The core of KnowRob is a shared library that implements a hybrid knowledge base. With hybrid, we mean that different reasoning engines can be combined in KowRob's query evaluation process. To this end, KnowRob defines a querying language and manages which parts of a query are evaluated by which reasoner or storage backend. Both reasoners and storage backends are configurable, and can be extended by plugins either in written in C++ or Python. There are a few applications shipped with this repository including a terminal application that allows to interact with KnowRob using a command line interface, and a ROS node that exposes KnowRob's querying interface to the ROS ecosystem.

Getting Started

These instructions will get you a copy of KnowRob up and running on your local machine.

Dependencies

The following list of software is required to build KnowRob:

Optional Dependencies

Some features will only be conditionally compiled if the following dependencies are found:

  • ROS1 >= Melodic, ROS2 is not supported yet

Installation

KnowRob uses CMake as build system. The following steps will guide you through the installation process. Assuming you have cloned the repository to ~/knowrob:

cd ~/knowrob
mkdir build
cd build
cmake ..
make
sudo make install

You may further need to set the SWI_HOME_DIR environment variable to the installation location of swipl:

export SWI_HOME_DIR=/usr/lib/swi-prolog

Alternatively, you may clone the KnowRob repository into a ROS workspace and build it using catkin. Please refer to the ROS documentation for further information.

Development

Any IDE with proper CMake and C++ language support should be able to load the project. For example, you can use CLion or Visual Studio Code. But support for Prolog code is usually quite limited or not existent.

Configuration

KnowRob uses a configuration file to set up the knowledge base. Internally, boost's property tree is used to parse the configuration file. Hence, JSON is one of the supported formats. The configuration file specifies the storage backends, the reasoner, and the ontologies that are loaded into the knowledge base.

An example configuration file is provided in settings/default.json:

  "data-sources": [
    {
      "path": "owl/test/swrl.owl",
      "language": "owl",
      "format": "xml"
    }
  ],
  "data-backends": [
    {
      "type": "MongoDB",
      "name": "mongodb",
      "host": "localhost",
      "port": 27017,
      "db": "mongolog1",
      "read-only": false
    }
  ],
  "reasoner": [
    {
      "type": "Mongolog",
      "name": "mongolog",
      "data-backend": "mongodb"
    }
  ]

For more information about storage backends, please refer to the Backends documentation, and for more information about reasoners, please refer to the Reasoner documentation.

Launching

Being a shared library, KnowRob cannot be launched directly but only in the context of a program that uses it.

One such program is the terminal application that allows to interact with KnowRob using a command line interface.
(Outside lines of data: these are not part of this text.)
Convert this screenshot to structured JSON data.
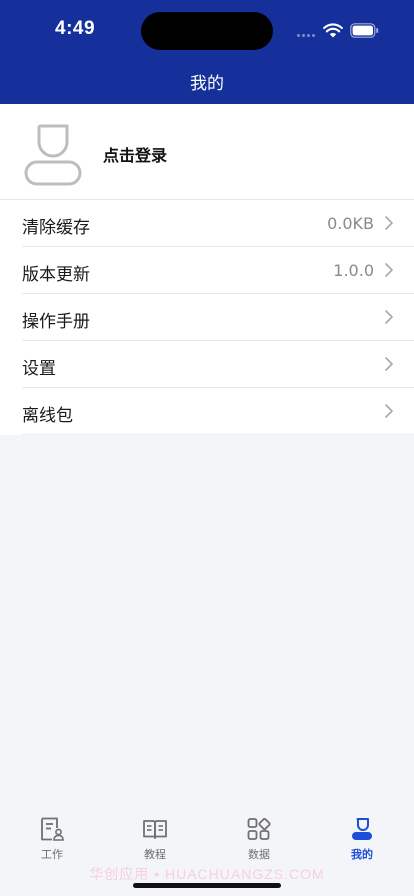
{
  "status_bar": {
    "time": "4:49"
  },
  "nav": {
    "title": "我的"
  },
  "profile": {
    "login_label": "点击登录"
  },
  "menu": [
    {
      "label": "清除缓存",
      "value": "0.0KB"
    },
    {
      "label": "版本更新",
      "value": "1.0.0"
    },
    {
      "label": "操作手册",
      "value": ""
    },
    {
      "label": "设置",
      "value": ""
    },
    {
      "label": "离线包",
      "value": ""
    }
  ],
  "tabs": [
    {
      "label": "工作",
      "icon": "work-document-icon",
      "active": false
    },
    {
      "label": "教程",
      "icon": "book-icon",
      "active": false
    },
    {
      "label": "数据",
      "icon": "grid-data-icon",
      "active": false
    },
    {
      "label": "我的",
      "icon": "user-profile-icon",
      "active": true
    }
  ],
  "watermark": "华创应用 • HUACHUANGZS.COM",
  "colors": {
    "header": "#15309a",
    "active_tab": "#1d4fd6",
    "background": "#f4f5f9"
  }
}
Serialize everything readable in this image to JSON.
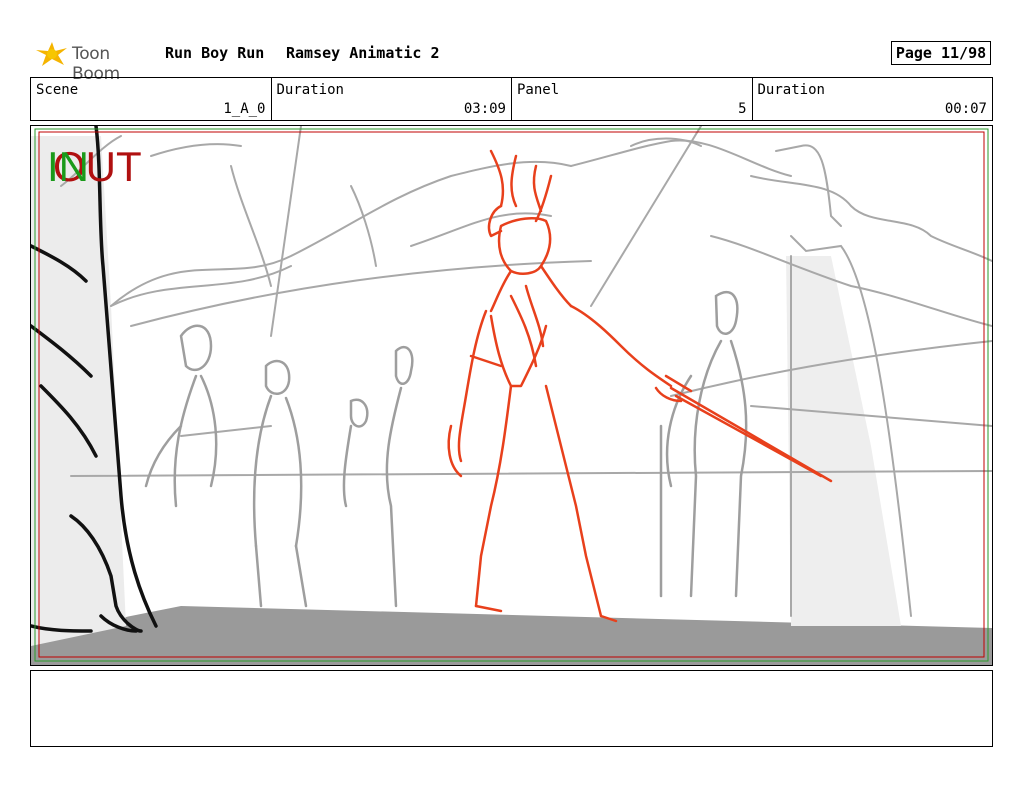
{
  "header": {
    "logo_text": "Toon Boom",
    "project": "Run Boy Run",
    "sequence": "Ramsey Animatic 2",
    "page": "Page 11/98"
  },
  "info": {
    "scene_label": "Scene",
    "scene_value": "1_A_0",
    "duration1_label": "Duration",
    "duration1_value": "03:09",
    "panel_label": "Panel",
    "panel_value": "5",
    "duration2_label": "Duration",
    "duration2_value": "00:07"
  },
  "panel": {
    "in_marker": "IN",
    "out_marker": "OUT"
  },
  "colors": {
    "sketch_red": "#e8401c",
    "sketch_gray": "#a8a8a8",
    "floor_gray": "#999999",
    "frame_red": "#c00000",
    "frame_green": "#2a9a2a"
  },
  "notes": {
    "text": ""
  }
}
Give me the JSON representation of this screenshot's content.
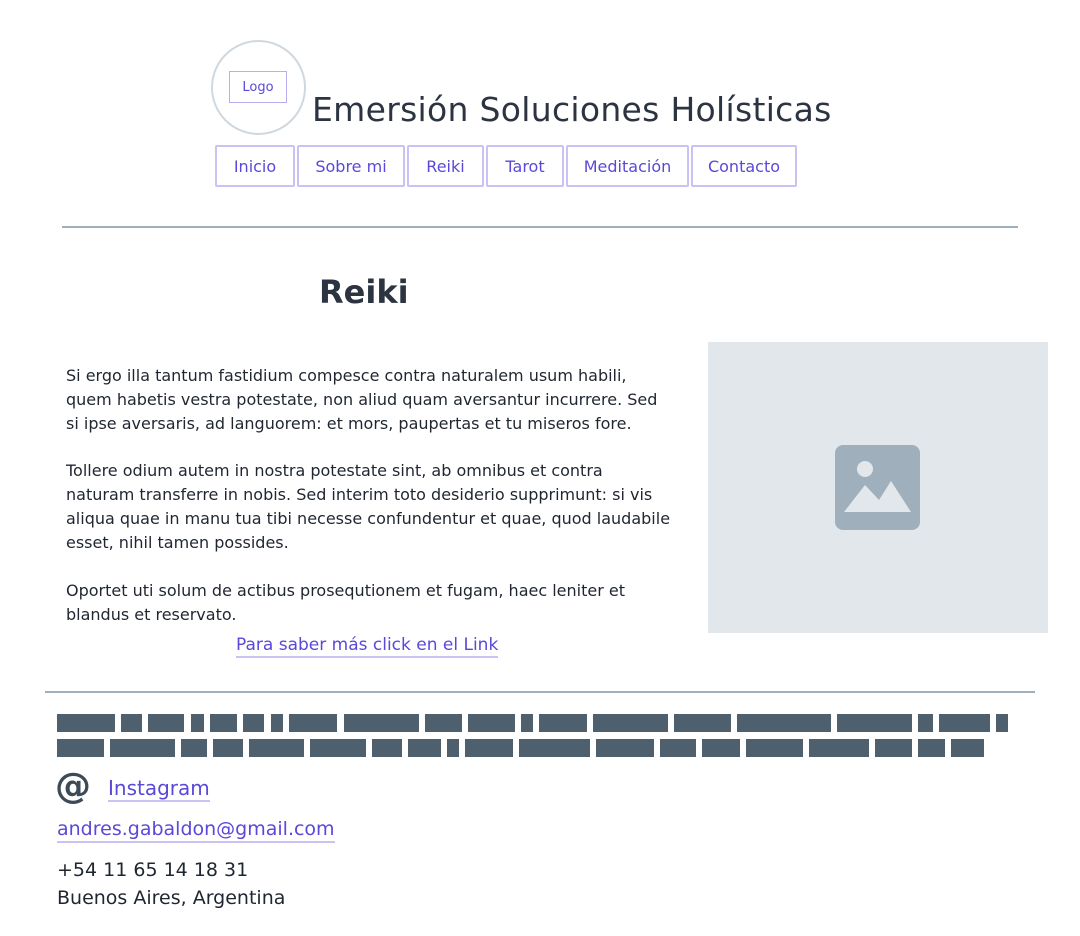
{
  "header": {
    "logo_label": "Logo",
    "site_title": "Emersión Soluciones Holísticas",
    "nav": [
      "Inicio",
      "Sobre mi",
      "Reiki",
      "Tarot",
      "Meditación",
      "Contacto"
    ]
  },
  "main": {
    "heading": "Reiki",
    "paragraphs": [
      [
        "Si ergo illa tantum fastidium compesce contra naturalem usum habili,",
        "quem habetis vestra potestate, non aliud quam aversantur incurrere. Sed",
        "si ipse aversaris, ad languorem: et mors, paupertas et tu miseros fore."
      ],
      [
        "Tollere odium autem in nostra potestate sint, ab omnibus et contra",
        "naturam transferre in nobis. Sed interim toto desiderio supprimunt: si vis",
        "aliqua quae in manu tua tibi necesse confundentur et quae, quod laudabile",
        "esset, nihil tamen possides."
      ],
      [
        "Oportet uti solum de actibus prosequtionem et fugam, haec leniter et",
        "blandus et reservato."
      ]
    ],
    "more_link": "Para saber más click en el Link",
    "image_icon": "image-icon"
  },
  "footer": {
    "instagram_icon": "at-icon",
    "instagram_label": "Instagram",
    "email": "andres.gabaldon@gmail.com",
    "phone": "+54 11 65 14 18 31",
    "location": "Buenos Aires, Argentina"
  },
  "colors": {
    "accent": "#5a48d8",
    "accent_border": "#c9c2f2",
    "text": "#2b3440",
    "divider": "#9fb0bc",
    "placeholder_bg": "#e2e7ec",
    "placeholder_icon": "#9fb0bc",
    "redacted": "#4e5f6e"
  }
}
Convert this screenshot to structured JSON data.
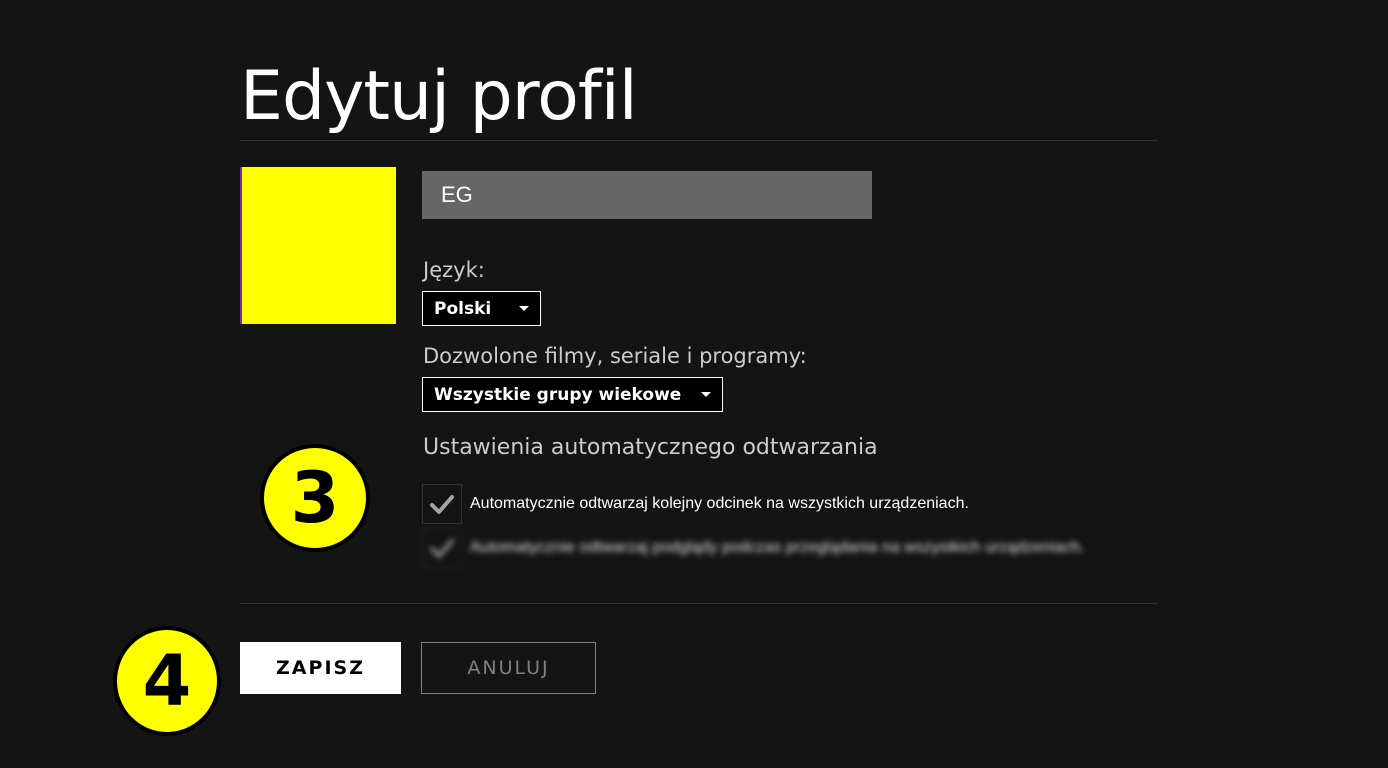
{
  "page": {
    "title": "Edytuj profil"
  },
  "profile": {
    "name_value": "EG",
    "avatar_color": "#ffff00"
  },
  "language": {
    "label": "Język:",
    "selected": "Polski"
  },
  "maturity": {
    "label": "Dozwolone filmy, seriale i programy:",
    "selected": "Wszystkie grupy wiekowe"
  },
  "autoplay": {
    "heading": "Ustawienia automatycznego odtwarzania",
    "options": [
      {
        "label": "Automatycznie odtwarzaj kolejny odcinek na wszystkich urządzeniach.",
        "checked": true
      },
      {
        "label": "Automatycznie odtwarzaj podglądy podczas przeglądania na wszystkich urządzeniach.",
        "checked": true
      }
    ]
  },
  "annotations": {
    "step_three": "3",
    "step_four": "4",
    "badge_color": "#ffff00"
  },
  "actions": {
    "save_label": "ZAPISZ",
    "cancel_label": "ANULUJ"
  }
}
It can be launched as follows:

knowrob-terminal --config-file ~/knowrob/settings/default.json

The configuration file is a required argument, there is no fallback configuration file.

Once the terminal is up and running, you should see a greeting message and a prompt which looks like this:

Welcome to KnowRob.
For online help and background, visit http://knowrob.org/

?- 

Please refer to the CLI for documentation about the syntax of queries that can be typed into the terminal. Limited auto-completion is available. exit/0 will terminate the terminal.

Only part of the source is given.